Maritime
Car Dealers Accuse Customs Of Operating Two-Duty Regimes
The Nigerian Automobile Association has alleged that there are two different regimes of duties being collected from them by the Nigeria Customs Service, a situation it says is against the rules of the World Trade Organisation.
The group, in a statement on Wednesday, signed by its Secretary, Ademola Moshood, said this was discovered during one of the meetings between car dealers and the Customs held to address the allegations of smuggling levelled against them.
It said the two regimes of duties and the system of documentation were allowing corruption to thrive as well as causing distress to buyers of new vehicles in the country.
The association recalled that on September 29 this year, members of the Comptroller-General of the Customs’ strike force and officers attached to the Federal Operations Unit, Zone ‘A’, Ikeja, Lagos stormed the Berger auto market and other major car dealers’ premises in Lagos in search of smuggled vehicles and sealed the auto markets.
It said this led to an engagement between some Customs officials and car dealers in the state.
“Subsequent meetings with the dealerships revealed that the government’s agency had a system of documentation and two regimes of duties that create a fertile environment for corruption to thrive within its fold to the distress of buyers of new vehicles in the country,” it said.
“The Customs duty system is whimsical because it is not based on any known indices and certainly not based on the World Trade Organisation’s, which applies only duties determined as Freight on Board,” it said.

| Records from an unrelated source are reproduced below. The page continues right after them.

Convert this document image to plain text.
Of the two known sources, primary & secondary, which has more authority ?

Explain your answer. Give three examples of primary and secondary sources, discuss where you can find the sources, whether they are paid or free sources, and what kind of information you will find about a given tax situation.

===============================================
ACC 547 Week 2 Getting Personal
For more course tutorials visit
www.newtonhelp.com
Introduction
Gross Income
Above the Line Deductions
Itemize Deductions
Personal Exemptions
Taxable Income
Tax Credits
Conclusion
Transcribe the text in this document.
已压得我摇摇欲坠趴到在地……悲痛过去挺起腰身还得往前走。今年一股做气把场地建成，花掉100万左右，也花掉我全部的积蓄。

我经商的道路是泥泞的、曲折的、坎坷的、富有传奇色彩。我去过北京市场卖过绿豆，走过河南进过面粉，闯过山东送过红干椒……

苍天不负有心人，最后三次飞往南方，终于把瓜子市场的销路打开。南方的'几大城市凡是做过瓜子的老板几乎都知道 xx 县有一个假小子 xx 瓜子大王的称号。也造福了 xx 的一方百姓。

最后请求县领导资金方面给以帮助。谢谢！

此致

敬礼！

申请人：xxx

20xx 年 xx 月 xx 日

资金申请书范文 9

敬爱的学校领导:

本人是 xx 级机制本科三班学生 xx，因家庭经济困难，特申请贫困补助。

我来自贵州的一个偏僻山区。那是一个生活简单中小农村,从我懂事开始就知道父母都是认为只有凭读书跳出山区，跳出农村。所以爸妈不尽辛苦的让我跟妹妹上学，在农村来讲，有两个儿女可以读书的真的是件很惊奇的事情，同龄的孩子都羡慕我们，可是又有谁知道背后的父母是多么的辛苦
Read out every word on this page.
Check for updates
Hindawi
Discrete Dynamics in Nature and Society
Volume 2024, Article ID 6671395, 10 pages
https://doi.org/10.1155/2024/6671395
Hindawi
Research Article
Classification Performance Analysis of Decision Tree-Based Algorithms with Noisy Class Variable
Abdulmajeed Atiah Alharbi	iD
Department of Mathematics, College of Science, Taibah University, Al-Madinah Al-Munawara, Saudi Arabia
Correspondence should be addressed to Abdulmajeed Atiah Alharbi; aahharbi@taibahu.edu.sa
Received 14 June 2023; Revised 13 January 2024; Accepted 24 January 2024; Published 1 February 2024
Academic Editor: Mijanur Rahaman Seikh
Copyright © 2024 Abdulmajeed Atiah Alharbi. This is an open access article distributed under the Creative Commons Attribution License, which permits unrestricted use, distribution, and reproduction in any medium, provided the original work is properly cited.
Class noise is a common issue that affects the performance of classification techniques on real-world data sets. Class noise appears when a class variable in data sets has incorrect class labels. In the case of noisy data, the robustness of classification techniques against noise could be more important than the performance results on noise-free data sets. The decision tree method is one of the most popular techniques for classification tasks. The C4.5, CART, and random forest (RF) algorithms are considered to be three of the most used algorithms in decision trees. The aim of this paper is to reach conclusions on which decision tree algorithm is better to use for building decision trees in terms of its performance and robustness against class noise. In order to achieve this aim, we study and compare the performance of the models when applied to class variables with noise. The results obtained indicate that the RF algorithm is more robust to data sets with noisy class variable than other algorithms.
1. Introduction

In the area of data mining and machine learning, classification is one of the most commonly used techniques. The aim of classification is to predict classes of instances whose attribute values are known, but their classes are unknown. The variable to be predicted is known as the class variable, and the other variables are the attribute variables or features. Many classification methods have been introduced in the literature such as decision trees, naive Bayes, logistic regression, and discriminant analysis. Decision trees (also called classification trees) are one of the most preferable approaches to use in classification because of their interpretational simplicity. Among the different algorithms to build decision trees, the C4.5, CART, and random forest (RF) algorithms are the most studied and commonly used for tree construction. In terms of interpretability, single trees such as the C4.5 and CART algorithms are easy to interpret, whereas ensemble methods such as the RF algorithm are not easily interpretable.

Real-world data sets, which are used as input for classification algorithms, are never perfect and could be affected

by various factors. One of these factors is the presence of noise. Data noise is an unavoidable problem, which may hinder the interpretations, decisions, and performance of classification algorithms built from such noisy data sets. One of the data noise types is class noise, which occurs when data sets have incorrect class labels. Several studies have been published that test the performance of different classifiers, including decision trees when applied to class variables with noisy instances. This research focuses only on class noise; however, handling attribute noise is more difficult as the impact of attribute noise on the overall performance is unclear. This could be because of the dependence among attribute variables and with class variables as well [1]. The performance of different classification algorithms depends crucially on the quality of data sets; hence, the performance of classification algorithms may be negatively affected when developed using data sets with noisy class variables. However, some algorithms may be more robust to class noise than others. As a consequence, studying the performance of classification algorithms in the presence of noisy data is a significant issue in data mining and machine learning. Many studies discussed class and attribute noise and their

The group stated that the price of a product sold by a manufacturer to a Nigerian buyer or any other country’s importer, also called FOB, was universal to every buyer of goods from the same manufacturer and could be used to calculate local duties in the destination country.
It said if the quoted cost of the FOB was different, it must have been on account of accessories in the vehicles.
It said dealers, who met with Customs officials after the September 29 shutdown, were shocked to find out that there were two sets of FOB in two different documents.
It explained that one of the documents, entitled ‘National Valuation Database for Imported Motor Vehicles 2014-2019’ was believed to be baseless, as the dealers claimed it was contrived based on the whim and caprice of the NCS.